夕暮れになると、雨が来る。花粉症気味の潤んだ目に、菜種梅雨の密やかな雨音が愁いを深め、気分がすっきりしないままに閏年の短い2月が暮れていく。気が重くなるほど晴れ間の少ない温かな2月だった。
映画「レッド・クリフ」を観て、50数年ぶりに吉川英治の「三国志」を読み直す気になった。高校入試直前、突然全巻(当時は、全13巻の単行本だった)を読み直す気になって、1週間前に受験勉強を放棄、受験日までに全巻読み上げたら合格するという暗示を自分にかけた。昨今の受験戦争から見れば、小競り合いとしか言えないのどかな時代である。連日半徹夜で2巻ずつ読み通し、受験前夜に読了してすっきりとその日を迎えた。修猷館高校合格は、もう確信の中にあった。
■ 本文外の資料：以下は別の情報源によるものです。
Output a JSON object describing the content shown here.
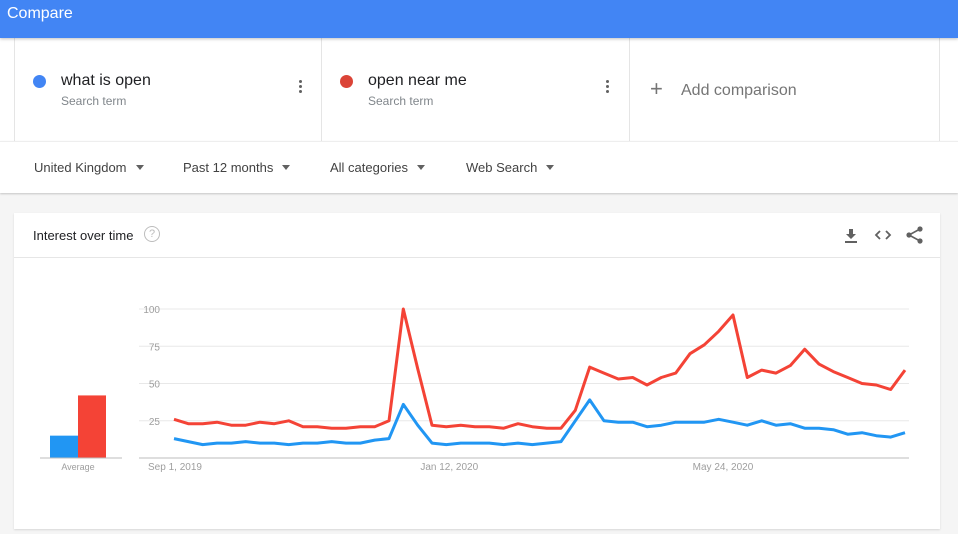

中学3年の頃初めて読んで、それぞれのページに溢れる四字熟語や漢語に陶然となった。後に「十八史略」や「史記」にのめりこむことになるきっかけである。友人と「出師の表」を暗記しようと競い合った日々の名残が、まだ記憶の片隅にある。蜀建興5年、劉備玄徳すでに亡きあと、幼帝劉禅を残して宿敵魏との闘いに中原に三軍を進めるに当たり、丞相諸葛亮孔明が残した一千余字に及ぶ血涙溢れる名文である。
「臣亮もうす。先帝創業いまだ半ばならずして、中道に崩殂せり。今天下三分し益州は疲弊す。これ誠に危急存亡の秋なり。しかれども侍衛の臣、内に懈らず忠志の士、身を外に忘るるものは、けだし先帝の殊遇を負うて、これを陛下に報いんと欲するなり。……」この辺りまでは、今もさらさらと唇から溢れてくる。55年前の記憶が定かというのに、つい最近の記憶が薄れていくことに忸怩たる思いがある。ヘルスメーターの体年齢54歳という表記をよそに、古稀の脳の劣化は覆うべくもない。
「……臣、恩をうくるの感激にたえざるに、今まさに遠く離れまつるべし。表に臨みて、涕泣おち、云うところを知らず。」時に孔明47歳、後に秋風哀しく吹く五丈原に病を得て没し、魏の仲達を走らせるに至る、「三国志」圧巻の終盤である。
文庫本5冊3500ページを超える「三国志」を読み終える頃、春は雨の中に確かな歩みを進めていた。2年前に求めて地に下ろしたベニバナアセビが、今年は美しいピンクの花房を葉陰に提げた。散り始めた紅梅の傍らで、キブシが数百の花房を育てている。ヤマシャクヤクの鉢に7本の新芽が開き、天満宮裏山の実生から育てたイロハカエデの根方には、オキノエラブユリが二株伸び始めている。挿し木した沈丁花が、僅か3センチの枝先に白い花を咲かせて目を驚かせる。ミスミソウがいつの間にか鮮やかな紫色の花を開き、昨年種子を弾かせたムラサキケマンが一段と勢力を広げて、庭のあちこちに伸び始めている。バイカイカリソウ、レンゲショウマ、シボリスミレ、サクラソウ、キンミズヒキの芽生えも進んでいる。玄関の脇では、ヒイラギナンテンが黄色の房を幾つも花開かせて……春愁をよそに、自然は季節の歩みを躊躇わない。
束の間の雨の晴れ間に、早くも目立ち始めた雑草を抜いた。その逞しさに、今年も決して勝つことのない雑草との不毛の戦いの始まりである。不毛の闘いなるが故に何故か無心になれる至福の時間でもある。少し明るくなった気持を育てたくて、久しぶりにブログを紡ぐことにした。
鉛色の夕暮れが近付く。今夜は、ご近所の畑から届いたかつお菜で、久し振りのお雑煮をいただくことにしよう。